Source: Cella Energy via New Scientist

15 comments
BartyLobethal
Intriguing development. If it works for aircraft, it will work for cars. At the least, this radically changes the required re-fueling infrastructure.
Bob
Lots of questions here. Why only make a 10 minute flight if you had enough fuel for two hours? Are these new pellets metal or nonmetal hydrides? Or is the breakthrough just the fuel cell? And lastly whatever happened to fuel cells that could run on gasoline or ICE engines that run on pure hydrogen rather than converting it to electricity to power an electric motor?
Jimjam
There is no way to produce pure enough hydrogen in a way that is cheap enough for use in cars. Electrolysis of water is the only current method that produces hydrogen pure enough not to foul the fuel cell membrane. Reforming methane (natural gas) produces hydrogen that is too dirty for use in fuel cells.
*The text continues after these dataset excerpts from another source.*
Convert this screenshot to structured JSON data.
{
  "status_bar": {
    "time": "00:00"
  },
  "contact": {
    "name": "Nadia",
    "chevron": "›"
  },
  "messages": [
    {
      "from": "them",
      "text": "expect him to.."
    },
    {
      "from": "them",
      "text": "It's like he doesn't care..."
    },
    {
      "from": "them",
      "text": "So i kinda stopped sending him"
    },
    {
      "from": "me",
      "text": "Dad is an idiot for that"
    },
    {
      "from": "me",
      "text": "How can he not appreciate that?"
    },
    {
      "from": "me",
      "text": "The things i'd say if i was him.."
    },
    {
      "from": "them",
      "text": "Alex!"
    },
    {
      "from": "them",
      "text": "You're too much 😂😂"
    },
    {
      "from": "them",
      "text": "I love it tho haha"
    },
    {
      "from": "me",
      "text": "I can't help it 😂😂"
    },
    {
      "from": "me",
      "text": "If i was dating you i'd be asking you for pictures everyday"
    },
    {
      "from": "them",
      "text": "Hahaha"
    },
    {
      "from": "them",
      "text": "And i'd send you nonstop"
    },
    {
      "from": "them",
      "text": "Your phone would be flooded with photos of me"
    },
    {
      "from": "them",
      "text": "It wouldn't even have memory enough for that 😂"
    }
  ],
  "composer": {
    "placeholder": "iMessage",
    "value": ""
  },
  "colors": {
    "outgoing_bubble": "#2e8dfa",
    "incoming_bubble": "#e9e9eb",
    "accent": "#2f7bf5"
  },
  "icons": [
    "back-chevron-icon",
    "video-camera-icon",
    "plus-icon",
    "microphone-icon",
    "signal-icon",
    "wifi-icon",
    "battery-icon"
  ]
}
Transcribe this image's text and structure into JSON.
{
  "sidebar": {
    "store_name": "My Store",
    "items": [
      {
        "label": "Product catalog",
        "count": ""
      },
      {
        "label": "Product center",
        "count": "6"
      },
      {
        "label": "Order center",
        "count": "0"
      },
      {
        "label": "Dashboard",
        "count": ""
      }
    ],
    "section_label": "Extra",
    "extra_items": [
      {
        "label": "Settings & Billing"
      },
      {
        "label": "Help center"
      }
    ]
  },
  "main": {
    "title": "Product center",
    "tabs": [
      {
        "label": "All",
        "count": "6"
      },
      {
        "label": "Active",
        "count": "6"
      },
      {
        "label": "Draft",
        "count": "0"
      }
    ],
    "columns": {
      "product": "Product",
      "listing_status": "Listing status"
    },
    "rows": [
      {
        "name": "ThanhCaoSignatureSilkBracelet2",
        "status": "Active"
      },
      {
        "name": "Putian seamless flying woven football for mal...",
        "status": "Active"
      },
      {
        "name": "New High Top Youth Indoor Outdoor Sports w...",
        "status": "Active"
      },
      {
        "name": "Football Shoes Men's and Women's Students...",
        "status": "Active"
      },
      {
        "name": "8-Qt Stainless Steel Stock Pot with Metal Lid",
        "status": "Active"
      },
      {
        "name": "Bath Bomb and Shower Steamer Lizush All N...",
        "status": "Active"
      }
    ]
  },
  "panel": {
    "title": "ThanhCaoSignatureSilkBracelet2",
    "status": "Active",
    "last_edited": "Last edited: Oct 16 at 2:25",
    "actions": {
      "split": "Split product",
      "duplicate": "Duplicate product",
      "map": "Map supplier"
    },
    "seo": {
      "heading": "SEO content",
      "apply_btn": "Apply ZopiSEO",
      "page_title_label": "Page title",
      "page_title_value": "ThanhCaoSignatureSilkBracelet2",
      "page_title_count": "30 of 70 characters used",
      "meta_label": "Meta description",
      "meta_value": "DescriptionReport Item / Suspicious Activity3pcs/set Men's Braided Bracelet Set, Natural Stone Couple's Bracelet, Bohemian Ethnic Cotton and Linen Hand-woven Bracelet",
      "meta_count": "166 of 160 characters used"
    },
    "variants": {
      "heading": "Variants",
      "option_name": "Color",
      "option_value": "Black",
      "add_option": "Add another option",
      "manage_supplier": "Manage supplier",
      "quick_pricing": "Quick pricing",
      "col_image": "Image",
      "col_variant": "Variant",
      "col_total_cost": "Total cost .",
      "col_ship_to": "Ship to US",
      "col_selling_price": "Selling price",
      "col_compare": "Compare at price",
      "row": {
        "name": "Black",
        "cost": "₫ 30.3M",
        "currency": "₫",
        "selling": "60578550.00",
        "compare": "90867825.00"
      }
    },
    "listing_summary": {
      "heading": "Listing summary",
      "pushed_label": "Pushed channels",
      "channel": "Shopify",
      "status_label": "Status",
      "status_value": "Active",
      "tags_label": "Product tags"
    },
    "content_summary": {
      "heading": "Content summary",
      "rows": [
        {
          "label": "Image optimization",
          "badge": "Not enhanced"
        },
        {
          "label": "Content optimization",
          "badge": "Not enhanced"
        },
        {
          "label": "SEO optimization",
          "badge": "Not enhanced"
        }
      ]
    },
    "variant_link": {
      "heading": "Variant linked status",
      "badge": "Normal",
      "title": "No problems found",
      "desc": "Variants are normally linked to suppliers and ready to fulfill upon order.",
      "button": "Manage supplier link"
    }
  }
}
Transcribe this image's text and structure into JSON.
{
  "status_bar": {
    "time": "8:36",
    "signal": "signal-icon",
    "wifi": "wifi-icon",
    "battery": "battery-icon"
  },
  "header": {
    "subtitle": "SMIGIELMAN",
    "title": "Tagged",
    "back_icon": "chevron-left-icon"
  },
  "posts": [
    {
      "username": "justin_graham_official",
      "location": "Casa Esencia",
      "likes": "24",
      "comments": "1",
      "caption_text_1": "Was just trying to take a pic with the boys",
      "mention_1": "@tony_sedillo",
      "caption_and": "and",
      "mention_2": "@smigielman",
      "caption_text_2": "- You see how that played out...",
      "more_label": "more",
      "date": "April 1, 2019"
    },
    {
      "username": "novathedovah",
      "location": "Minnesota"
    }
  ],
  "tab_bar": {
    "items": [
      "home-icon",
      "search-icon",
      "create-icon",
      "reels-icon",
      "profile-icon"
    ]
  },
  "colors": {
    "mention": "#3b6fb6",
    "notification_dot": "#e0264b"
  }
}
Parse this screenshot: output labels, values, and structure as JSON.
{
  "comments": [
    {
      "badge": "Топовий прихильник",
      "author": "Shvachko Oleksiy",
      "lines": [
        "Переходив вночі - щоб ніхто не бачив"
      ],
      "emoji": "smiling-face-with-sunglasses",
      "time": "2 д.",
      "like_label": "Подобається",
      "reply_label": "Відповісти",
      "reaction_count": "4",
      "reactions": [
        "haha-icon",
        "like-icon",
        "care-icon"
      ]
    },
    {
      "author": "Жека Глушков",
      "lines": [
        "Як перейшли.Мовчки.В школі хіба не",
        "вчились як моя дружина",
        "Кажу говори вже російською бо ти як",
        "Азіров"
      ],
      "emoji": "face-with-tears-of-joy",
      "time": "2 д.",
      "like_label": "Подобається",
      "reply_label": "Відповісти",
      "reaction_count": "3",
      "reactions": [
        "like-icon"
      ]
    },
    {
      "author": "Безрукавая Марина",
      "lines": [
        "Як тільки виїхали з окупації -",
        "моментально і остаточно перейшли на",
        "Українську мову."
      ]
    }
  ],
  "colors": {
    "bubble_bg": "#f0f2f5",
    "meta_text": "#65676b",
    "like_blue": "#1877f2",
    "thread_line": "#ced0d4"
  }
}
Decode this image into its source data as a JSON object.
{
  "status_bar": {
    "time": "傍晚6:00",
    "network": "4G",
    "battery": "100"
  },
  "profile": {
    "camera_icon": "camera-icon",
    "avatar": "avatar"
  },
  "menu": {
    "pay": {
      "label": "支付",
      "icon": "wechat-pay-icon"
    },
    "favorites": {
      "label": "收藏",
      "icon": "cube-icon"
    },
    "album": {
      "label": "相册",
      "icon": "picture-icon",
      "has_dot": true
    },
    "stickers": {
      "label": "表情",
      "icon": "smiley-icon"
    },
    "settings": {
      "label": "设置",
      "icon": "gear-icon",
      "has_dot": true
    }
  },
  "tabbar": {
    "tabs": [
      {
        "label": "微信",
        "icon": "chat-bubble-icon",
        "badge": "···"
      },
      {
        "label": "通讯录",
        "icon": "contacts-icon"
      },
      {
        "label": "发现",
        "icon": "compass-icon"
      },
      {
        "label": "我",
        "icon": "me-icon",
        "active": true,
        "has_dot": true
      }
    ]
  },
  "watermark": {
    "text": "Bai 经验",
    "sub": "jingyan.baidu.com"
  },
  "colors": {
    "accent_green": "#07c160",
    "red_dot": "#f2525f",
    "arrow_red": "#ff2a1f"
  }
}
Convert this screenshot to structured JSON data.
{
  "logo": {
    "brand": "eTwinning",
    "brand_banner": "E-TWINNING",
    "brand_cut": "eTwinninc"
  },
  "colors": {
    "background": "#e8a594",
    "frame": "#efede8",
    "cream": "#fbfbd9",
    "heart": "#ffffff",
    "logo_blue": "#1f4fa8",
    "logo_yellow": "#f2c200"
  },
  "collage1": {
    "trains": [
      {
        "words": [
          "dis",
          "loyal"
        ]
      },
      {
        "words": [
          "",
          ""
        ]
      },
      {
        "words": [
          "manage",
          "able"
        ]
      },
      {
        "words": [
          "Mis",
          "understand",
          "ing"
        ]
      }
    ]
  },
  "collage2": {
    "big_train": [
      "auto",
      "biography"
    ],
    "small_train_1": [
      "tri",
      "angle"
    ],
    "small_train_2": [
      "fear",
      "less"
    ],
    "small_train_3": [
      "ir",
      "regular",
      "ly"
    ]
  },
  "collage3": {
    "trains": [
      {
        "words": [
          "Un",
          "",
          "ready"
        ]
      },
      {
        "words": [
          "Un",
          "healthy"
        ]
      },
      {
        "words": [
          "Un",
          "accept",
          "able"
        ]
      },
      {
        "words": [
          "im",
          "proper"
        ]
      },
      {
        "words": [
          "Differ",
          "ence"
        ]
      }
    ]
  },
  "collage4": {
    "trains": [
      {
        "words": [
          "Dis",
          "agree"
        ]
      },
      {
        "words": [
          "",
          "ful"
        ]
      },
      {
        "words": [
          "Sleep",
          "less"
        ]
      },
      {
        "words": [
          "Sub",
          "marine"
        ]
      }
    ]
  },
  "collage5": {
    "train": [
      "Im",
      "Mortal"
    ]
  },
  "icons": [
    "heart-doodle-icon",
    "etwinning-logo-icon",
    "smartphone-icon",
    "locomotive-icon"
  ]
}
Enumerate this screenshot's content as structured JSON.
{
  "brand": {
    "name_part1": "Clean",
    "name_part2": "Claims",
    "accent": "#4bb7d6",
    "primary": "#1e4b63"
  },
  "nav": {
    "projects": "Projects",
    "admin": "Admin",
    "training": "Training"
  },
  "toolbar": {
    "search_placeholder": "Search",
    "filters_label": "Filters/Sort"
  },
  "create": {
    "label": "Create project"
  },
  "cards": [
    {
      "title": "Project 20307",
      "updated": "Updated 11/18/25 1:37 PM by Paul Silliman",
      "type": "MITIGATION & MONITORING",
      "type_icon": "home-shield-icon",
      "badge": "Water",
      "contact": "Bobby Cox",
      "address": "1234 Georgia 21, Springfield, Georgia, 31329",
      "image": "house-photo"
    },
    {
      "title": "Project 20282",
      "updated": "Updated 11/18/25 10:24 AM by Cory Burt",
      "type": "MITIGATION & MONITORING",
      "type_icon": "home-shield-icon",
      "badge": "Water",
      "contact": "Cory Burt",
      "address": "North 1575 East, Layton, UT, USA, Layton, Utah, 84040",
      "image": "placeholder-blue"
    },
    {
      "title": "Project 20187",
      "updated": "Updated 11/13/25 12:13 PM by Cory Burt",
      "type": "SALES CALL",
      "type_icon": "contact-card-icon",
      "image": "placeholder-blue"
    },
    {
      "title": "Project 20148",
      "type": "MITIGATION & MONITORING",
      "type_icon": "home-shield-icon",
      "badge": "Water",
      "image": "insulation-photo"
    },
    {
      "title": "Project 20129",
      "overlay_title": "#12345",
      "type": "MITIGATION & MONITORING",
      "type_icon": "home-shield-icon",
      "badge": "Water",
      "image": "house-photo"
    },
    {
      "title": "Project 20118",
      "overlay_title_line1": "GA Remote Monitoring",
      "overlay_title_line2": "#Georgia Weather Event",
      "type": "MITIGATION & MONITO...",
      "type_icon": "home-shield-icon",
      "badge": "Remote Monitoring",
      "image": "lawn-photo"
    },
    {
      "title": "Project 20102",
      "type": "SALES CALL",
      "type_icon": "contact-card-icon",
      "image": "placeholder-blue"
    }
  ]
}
This could definitely have applications in aviation or drone use (particularly military where cost is less of an issue).
johanschaller
Bob, clearly, as the pellet material is a proprietary compound, the inventors are understandably coy about describing it in any kind of detail. And if the text wasn't clear enough, the hydrogen-containing pellets are definitely the focus of this article. Regarding flight time, in any experiment you certainly don't try to test all possible variables at once. As this drone is not some toy-store item, but a serious aircraft, it would be stupid to "see how long it will fly for", and most likely end up trashing the craft.
Anne Ominous
To Bob: Also, it is not true that hydrogen cannot be produced cheaply enough to drive cars. It most certainly can. The problems, and major cost and performance issues, are not related to PRODUCING it. Rather, they are with storing and transporting it. Storage is relatively risky, and SAFE storage is relatively heavy. Transporting it is likewise difficult and (relatively) dangerous, plus there is the difficulty of transferring it from one storage container to another. (I.e., from storage tank to rail or truck, from truck to fuel station, from fuel station to automobile.) Further, hydrogen represents a large amount of usable energy by weight, but not so much by volume. Even liquified, it takes a lot of hydrogen to go very far in a car.
vbillc
Let's go back to the 19th century and use water, carbide and acetylene
Marc Browne
They mentioned that it was lighter than lithium-ion but not if it had a higher energy density. A Tesla has a lot of batteries for a relatively (compared to ICE) short range, if the energy density is a lot lower than lithium-ion then the vehicle size would be prohibitive. Hopefully not though!
Mel Tisdale
If nothing else, this system would make a good range extender for electric cars and thus take away one of the major drawbacks that they have. As for the application itself, how big are the pellets by volume i.e. one square centimetre by how long? And what is their shelf-life?
Bob Stuart
It is finally becoming clear that the way to store hydrogen is one atom at a time, not in bulk. External containment only is generally insufficient. AFAIR, there are more hydrogen atoms in a gallon of water than in a gallon of liquid hydrogen, so high density without strong bonding is probably the new challenge.
Bob
To my critics, I questioned the short flight time because any good RC operator would have had no problem keeping the model up for a more impressive test flight unless there were other problems with sustaining the hydrogen production. Reporting a two hour flight would have been much better press than 10 minutes. Why didn't they prove it? A little more performance information about the so called proprietary pellets would have been nice. Otherwise this story smacks of more hype than substance. And lastly, as a chemist who has worked with the metallurgy of containing hydrogen, I have found it far more dangerous than anybody selling the idea of hydrogen powered transportation wants to admit. It is explosive in any range from 10-90% with the ability to embrittle and permeate many metals, even the hydride forms present risks. Leaks are always a problem and hard to detect. Hydrogen power can have many useful applications but it's safe use must be monitored closely.